Gerrard lebih memilih menjalani dan memperjuangan Liverpool yang dicintainya sekalipun dalam kondisi yang sedang tidak baik-baik saja. Baik dari pendukung dan pemain seperti Gerrard mencintai Liverpool FC apapun kondisinya adalah bentuk cinta yang tak bersyarat.
Baca juga: Steven Gerrard, Dilema Sebuah Loyalitas
Kini, Liverpool FC menjalani musim 2019 dengan optimisme dan berada di puncak bersama Manchester City berlomba, saling tikung untuk mendapatkan mahkota Liga Primer Inggris. Bagi Man City gelar Liga Primer Inggris mungkin adalah sebuah gelar yang mereka butuhkan untuk menunjukan merekalah penguasa Inggris, namun tidak bagi pendukung Liverpool. Gelar Liga Primer Inggris adalah penebusan kesedihan dan kekecewaan dari penggemar Liverpool selama 29 tahun lamanya.

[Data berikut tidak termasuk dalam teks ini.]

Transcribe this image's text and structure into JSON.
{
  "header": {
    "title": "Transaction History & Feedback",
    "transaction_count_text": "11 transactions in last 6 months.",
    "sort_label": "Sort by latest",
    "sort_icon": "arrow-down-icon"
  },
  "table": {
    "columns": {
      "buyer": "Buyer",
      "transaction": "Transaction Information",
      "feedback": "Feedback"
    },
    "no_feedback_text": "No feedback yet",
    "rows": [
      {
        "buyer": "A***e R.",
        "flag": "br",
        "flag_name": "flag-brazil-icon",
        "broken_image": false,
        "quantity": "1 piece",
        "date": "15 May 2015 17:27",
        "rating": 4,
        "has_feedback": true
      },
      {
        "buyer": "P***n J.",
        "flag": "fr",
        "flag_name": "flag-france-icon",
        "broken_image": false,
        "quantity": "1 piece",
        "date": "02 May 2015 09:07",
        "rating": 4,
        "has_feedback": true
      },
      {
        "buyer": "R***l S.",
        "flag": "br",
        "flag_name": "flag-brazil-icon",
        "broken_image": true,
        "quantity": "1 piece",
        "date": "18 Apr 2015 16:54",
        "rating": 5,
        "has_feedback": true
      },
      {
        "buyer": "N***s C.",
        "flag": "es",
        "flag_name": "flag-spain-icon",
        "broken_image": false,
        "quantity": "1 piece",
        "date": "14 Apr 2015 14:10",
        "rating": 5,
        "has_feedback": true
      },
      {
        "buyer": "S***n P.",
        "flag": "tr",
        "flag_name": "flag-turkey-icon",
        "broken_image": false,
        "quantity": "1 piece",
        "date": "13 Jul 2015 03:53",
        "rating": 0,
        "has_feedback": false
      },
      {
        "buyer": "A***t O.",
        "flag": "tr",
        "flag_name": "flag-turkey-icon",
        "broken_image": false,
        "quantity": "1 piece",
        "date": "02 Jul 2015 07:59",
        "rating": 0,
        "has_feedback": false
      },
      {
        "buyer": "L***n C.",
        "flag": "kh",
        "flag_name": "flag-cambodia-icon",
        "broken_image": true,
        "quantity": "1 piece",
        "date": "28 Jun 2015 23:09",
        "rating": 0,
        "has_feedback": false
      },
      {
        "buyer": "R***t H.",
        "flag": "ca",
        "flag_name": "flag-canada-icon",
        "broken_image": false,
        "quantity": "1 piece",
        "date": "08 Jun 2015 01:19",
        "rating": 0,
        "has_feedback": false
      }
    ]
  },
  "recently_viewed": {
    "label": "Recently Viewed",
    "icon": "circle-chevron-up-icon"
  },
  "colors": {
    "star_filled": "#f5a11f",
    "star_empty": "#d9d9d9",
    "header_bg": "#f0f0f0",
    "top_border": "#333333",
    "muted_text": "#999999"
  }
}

Bagaimanapun juga semua hanya soal takdir, momentum dan restu Tuhan. Jika bisa menjuarainya tahun ini tentunya amat menjadi perayaan yang amat besar dan mungkin bertahan hingga berhari-hari, namun jika gagal mungkin akan menjadi hari berkabung dan penuh kesedihan lagi bagi para penggemar Liverpool.
Jikalau Liverpool gagal (lagi) musim ini, saya bisa pastikan tidak akan melunturkan kecintaan para pendukungnya, karena bagaimanapun juga Liverpool adalah bukti cinta yang tak bersyarat.